To make the salmon: [1] Put the wine, water, bay leaves, parsley, and 1 sliced lemon into a large, deep skillet; bring to a simmer. [2] Add salmon, skin-side down. (Add more water, if necessary, to cover the salmon.) Cover skillet and simmer over low heat until the fish is just cooked through, about 8 minutes. [3] Transfer fish to a plate, cover, and refrigerate until completely chilled, about 3 hours. [4] Peel skin from fillet and scrape away any brown flesh. [5] Serve fish over sautéed baby spinach and top with the scallion, remaining lemon slices, and Lemon Mint Tzatziki Sauce. Pair with a cup of cooked orzo.

Per serving:
532 calories, 61 g protein,
9 g carbs, 1 g fiber, 18 g fat

Ellie’s Tip: The thing most guys don’t like about fish is that it’s dry or flavorless. To make yours more appealing, top it with this low-cal, easy-to-make sauce:

Makes: 1 Cup

1 cucumber
1 cup plain, nonfat yogurt, drained
1 tsp olive oil
2 tsp lemon juice
1/2 tsp minced garlic
1/4 tsp lemon zest
1 tbsp chopped mint

To make the sauce:
Peel, seed, and grate the cucumber. Drain it well. In a medium bowl, stir together the yogurt and olive oil. Add the cucumber, lemon juice, garlic, zest, and mint leaves; mix well. Season with salt and pepper to taste, and serve. For an even thicker sauce, line a strainer with a paper towel and put the strainer over a bowl. Put the yogurt in the strainer and place it in the refrigerator to drain and thicken for 3 hours.

The Health Benefits of This Recipe:

[A] In addition to providing all the amino acids your muscles need to grow, omega-3 fats in salmon help relieve the inflammation caused by intense workouts, allowing for faster muscle recovery.

[B] Yogurt is packed with active cultures that prevent bad breath and lower your chances for gum disease — a leading cause of tooth loss as you get older. It’s also a rich source of calcium, which is essential for keeping your pearly whites strong and healthy.

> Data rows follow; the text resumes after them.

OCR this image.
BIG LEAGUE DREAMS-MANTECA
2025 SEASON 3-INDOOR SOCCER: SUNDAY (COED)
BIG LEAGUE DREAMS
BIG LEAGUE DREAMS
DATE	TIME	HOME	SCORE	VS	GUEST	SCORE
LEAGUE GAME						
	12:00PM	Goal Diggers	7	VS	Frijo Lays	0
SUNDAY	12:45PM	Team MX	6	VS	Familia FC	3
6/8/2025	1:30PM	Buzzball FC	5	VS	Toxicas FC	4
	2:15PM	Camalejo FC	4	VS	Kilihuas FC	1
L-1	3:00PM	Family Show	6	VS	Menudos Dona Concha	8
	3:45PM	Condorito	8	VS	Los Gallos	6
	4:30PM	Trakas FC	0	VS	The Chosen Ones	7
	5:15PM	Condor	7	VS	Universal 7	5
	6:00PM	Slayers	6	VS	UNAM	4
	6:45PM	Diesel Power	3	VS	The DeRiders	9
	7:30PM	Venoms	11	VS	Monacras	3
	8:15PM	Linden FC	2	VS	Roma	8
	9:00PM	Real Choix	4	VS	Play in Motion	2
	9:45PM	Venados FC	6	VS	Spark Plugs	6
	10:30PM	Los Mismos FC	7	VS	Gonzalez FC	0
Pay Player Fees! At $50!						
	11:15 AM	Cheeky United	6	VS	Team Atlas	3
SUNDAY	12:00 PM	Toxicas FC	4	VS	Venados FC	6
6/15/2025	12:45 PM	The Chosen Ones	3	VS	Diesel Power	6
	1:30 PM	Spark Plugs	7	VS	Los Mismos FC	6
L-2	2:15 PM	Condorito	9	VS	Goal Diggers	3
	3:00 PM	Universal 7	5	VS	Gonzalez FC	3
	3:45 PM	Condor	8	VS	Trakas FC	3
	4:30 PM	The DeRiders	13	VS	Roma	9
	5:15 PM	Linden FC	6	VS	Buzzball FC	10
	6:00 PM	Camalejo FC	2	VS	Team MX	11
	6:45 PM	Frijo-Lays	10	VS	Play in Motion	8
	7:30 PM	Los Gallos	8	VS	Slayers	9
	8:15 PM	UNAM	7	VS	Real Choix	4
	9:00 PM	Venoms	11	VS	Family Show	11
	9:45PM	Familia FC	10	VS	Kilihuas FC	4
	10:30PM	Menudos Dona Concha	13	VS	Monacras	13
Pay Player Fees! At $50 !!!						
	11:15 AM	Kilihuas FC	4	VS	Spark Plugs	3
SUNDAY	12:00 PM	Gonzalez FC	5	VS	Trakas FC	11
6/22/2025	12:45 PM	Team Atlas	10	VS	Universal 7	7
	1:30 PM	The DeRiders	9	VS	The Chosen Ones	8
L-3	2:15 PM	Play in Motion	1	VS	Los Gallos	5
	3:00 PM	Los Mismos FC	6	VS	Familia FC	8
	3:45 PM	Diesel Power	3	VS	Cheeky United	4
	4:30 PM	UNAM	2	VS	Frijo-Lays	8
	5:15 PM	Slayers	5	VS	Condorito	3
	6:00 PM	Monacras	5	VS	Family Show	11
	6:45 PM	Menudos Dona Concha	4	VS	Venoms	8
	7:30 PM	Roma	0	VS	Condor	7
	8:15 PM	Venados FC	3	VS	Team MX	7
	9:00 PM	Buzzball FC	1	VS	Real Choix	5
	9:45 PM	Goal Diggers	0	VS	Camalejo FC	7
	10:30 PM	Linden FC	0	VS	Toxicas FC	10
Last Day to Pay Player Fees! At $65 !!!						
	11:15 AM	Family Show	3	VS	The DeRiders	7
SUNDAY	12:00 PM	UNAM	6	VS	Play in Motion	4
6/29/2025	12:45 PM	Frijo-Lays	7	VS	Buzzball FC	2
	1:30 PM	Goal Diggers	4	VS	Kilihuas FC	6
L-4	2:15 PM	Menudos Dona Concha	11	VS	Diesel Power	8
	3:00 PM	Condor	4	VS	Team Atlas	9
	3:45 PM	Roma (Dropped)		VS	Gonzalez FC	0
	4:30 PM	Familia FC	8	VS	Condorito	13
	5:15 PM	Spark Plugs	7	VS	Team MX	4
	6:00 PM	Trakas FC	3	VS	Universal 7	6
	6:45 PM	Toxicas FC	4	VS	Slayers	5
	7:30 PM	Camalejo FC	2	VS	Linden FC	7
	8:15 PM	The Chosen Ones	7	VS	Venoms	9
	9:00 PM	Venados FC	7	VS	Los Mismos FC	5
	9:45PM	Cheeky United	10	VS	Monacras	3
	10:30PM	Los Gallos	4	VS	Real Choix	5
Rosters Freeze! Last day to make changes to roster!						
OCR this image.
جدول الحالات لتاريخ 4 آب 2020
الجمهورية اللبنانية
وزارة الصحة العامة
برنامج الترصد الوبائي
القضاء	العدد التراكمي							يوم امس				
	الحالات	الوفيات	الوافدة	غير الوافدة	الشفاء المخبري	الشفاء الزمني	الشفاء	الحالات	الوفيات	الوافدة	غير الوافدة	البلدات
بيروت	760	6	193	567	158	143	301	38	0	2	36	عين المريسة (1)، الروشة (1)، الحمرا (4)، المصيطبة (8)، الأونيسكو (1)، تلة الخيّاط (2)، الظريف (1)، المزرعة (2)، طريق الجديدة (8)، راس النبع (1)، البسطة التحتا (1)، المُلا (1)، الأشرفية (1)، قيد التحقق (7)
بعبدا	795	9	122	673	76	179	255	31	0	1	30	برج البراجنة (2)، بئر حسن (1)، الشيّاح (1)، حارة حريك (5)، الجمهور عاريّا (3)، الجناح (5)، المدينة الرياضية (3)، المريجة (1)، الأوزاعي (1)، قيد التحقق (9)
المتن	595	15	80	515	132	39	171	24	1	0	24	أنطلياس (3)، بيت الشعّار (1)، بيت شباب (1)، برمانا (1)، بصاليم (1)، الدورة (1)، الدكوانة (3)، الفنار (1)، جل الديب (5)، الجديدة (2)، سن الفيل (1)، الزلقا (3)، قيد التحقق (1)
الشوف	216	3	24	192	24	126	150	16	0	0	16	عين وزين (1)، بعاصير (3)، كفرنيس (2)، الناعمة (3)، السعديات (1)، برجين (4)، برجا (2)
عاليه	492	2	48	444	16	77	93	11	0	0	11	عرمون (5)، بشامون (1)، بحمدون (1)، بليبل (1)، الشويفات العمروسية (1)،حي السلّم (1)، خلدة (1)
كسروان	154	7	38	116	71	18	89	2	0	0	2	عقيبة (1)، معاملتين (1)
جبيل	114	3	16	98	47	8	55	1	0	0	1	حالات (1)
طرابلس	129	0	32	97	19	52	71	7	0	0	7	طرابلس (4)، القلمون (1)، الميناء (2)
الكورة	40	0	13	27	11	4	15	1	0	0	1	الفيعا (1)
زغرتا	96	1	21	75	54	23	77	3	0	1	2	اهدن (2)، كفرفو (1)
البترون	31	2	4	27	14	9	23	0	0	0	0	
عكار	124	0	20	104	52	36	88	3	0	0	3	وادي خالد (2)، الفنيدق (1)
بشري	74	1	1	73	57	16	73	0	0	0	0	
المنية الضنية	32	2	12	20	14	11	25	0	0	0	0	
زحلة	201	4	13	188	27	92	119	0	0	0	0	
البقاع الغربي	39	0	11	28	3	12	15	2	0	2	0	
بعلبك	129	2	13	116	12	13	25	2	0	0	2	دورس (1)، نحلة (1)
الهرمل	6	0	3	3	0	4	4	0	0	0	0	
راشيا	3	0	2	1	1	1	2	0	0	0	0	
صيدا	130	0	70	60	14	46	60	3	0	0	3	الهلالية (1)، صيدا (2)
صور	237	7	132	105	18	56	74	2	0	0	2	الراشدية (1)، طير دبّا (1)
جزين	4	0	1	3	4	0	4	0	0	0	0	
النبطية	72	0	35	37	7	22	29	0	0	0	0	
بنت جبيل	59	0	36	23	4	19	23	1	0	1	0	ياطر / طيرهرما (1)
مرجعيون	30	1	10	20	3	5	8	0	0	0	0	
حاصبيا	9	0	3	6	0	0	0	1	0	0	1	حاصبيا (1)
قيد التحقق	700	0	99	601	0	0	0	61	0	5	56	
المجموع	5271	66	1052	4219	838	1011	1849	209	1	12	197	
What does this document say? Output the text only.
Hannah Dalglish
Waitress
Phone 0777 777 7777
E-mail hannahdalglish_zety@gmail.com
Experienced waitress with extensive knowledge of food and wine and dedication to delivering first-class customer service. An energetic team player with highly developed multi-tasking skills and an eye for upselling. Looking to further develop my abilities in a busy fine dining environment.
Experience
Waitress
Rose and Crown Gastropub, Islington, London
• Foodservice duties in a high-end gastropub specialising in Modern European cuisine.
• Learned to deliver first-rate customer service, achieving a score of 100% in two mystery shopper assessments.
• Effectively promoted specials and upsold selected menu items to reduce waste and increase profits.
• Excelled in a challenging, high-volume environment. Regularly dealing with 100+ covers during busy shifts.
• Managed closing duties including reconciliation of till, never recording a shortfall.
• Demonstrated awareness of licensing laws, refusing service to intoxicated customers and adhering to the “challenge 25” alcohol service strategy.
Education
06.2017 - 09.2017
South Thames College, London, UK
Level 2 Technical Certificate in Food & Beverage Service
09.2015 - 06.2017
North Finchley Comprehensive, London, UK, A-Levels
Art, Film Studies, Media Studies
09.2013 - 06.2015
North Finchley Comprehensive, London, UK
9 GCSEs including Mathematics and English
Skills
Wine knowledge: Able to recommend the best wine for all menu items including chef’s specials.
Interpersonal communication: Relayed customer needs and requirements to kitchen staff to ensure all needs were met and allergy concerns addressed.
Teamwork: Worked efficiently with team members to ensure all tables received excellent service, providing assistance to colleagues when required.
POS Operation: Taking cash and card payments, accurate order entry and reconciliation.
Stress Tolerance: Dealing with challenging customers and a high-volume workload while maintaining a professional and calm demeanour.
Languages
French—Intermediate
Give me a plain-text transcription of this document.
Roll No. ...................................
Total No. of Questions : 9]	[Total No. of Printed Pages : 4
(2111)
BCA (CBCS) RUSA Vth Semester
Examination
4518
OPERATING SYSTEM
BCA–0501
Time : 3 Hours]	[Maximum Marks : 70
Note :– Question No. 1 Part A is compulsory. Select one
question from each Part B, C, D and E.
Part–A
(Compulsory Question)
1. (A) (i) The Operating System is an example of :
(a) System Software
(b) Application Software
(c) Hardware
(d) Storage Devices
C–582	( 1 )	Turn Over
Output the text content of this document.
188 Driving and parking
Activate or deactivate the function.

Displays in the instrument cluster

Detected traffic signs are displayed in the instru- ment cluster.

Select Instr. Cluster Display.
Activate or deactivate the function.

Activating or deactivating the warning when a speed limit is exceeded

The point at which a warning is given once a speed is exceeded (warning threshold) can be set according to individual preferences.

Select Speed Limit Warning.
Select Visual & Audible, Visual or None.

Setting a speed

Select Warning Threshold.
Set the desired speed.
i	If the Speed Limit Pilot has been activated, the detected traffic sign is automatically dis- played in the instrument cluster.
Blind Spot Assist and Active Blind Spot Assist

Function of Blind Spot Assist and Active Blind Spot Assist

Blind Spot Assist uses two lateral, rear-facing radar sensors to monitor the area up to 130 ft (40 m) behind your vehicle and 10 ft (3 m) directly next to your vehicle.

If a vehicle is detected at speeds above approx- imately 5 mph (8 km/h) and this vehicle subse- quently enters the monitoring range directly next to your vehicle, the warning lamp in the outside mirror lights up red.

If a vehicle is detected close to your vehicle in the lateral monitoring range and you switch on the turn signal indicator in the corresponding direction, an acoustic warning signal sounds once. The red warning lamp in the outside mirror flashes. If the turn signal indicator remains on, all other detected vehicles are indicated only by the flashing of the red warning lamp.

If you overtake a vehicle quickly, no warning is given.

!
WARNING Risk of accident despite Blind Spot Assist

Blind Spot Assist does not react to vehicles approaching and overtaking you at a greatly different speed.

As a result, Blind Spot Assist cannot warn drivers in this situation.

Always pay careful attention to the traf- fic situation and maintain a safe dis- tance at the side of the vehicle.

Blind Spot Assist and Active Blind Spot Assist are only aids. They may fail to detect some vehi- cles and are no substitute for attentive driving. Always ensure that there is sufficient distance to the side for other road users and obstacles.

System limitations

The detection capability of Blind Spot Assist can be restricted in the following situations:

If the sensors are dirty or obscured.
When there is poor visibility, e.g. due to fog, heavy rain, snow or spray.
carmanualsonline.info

[C] Besides tasting great, the mint in the sauce is a potent source of menthol, which helps quell indigestion. As for the scallions and garlic, they supply disease-fighting compounds that have been shown to reduce your risk of heart disease and prostate cancer.

[D] Spinach doesn’t just keep Popeye tough — it also helps make your bones more resistant to fractures. The vitamin K in the greens activates the body’s production of osteocalcin, a protein in bones that calcium locks on to, increasing their strength significantly.

[E] Sick of brown rice but desperate for some carbs? Try orzo. This small, rice-sized pasta supplies a hefty dose of long-lasting energy, plus tons of thiamin, a B vitamin useful for helping the body harness the nutrients present in everything else on your plate.